The indictment lays out multiple counts: theft of government property, concealing and removing public records, and altering official documents — serious federal charges that go to the heart of evidence integrity and trust in our institutions. Lineberger’s arraignment in West Palm Beach Wednesday made clear the Justice Department is treating this as a criminal violation, not a garden-variety personnel issue, even as the defense insists she is innocent and the matter plays out in court.
This episode comes against the backdrop of a federal judge’s earlier decision to block release of Smith’s report to the public, a ruling that was supposed to protect grand jury material and the integrity of criminal proceedings. That the report remained sealed by court order makes the alleged conduct all the more troubling: if true, it represents a deliberate snafu that undermines judicial orders and the fairness of prosecutions.
FBI Director Kash Patel publicly flagged the case and described the misconduct as part of the politicized atmosphere that has surrounded the Smith investigation, noting the use of dessert-themed filenames to evade record searches — an almost comic level of sleight-of-hand for what prosecutors call a real crime. Americans deserve to know whether rogue actors inside the DOJ were quietly leaking or hoarding sealed materials, and the agency must answer for any lapses in custody, control, or motive.
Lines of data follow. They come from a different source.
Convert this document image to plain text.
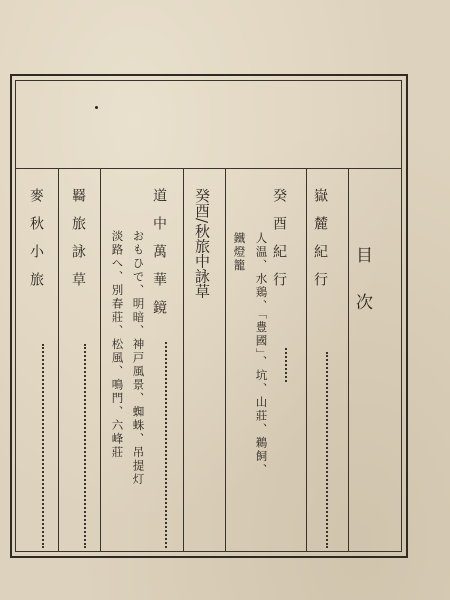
目次
嶽麓紀行
癸酉紀行
人温、水鶏、「豊國」、坑、山莊、鵜飼、
鐵燈籠
癸酉/秋旅中詠草
道中萬華鏡
おもひで、明暗、神戸風景、蜘蛛、吊提灯
淡路へ、別春莊、松風、鳴門、六峰莊
羇旅詠草
麥秋小旅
Republican lawmakers who have long warned about weaponized prosecutions see this indictment as confirmation that oversight was necessary. House Judiciary Committee Republicans, led by Chairman Jim Jordan, have repeatedly pressed for transparency and accountability in Special Counsel Smith’s office; whether you trust the former president or not, no one should tolerate double standards where prosecutors and their allies are above the rules they impose on others. Congress must follow the facts, hold hearings, and, if wrongdoing by DOJ employees is found, pursue real consequences.
At a time when many Americans feel institutions tilted against them, this case cuts to the bone: either the Department of Justice enforces the law evenly or it admits it has become something else. Patriots and conservatives demand a DOJ that protects classified information, respects court orders, and treats every citizen — from the weakest to the most powerful — with equal justice. If the charges stick, the DOJ must not sweep this under the rug; if they don’t, the agency still owes the public a full accounting for how a sealed report left its secure channels in the first place.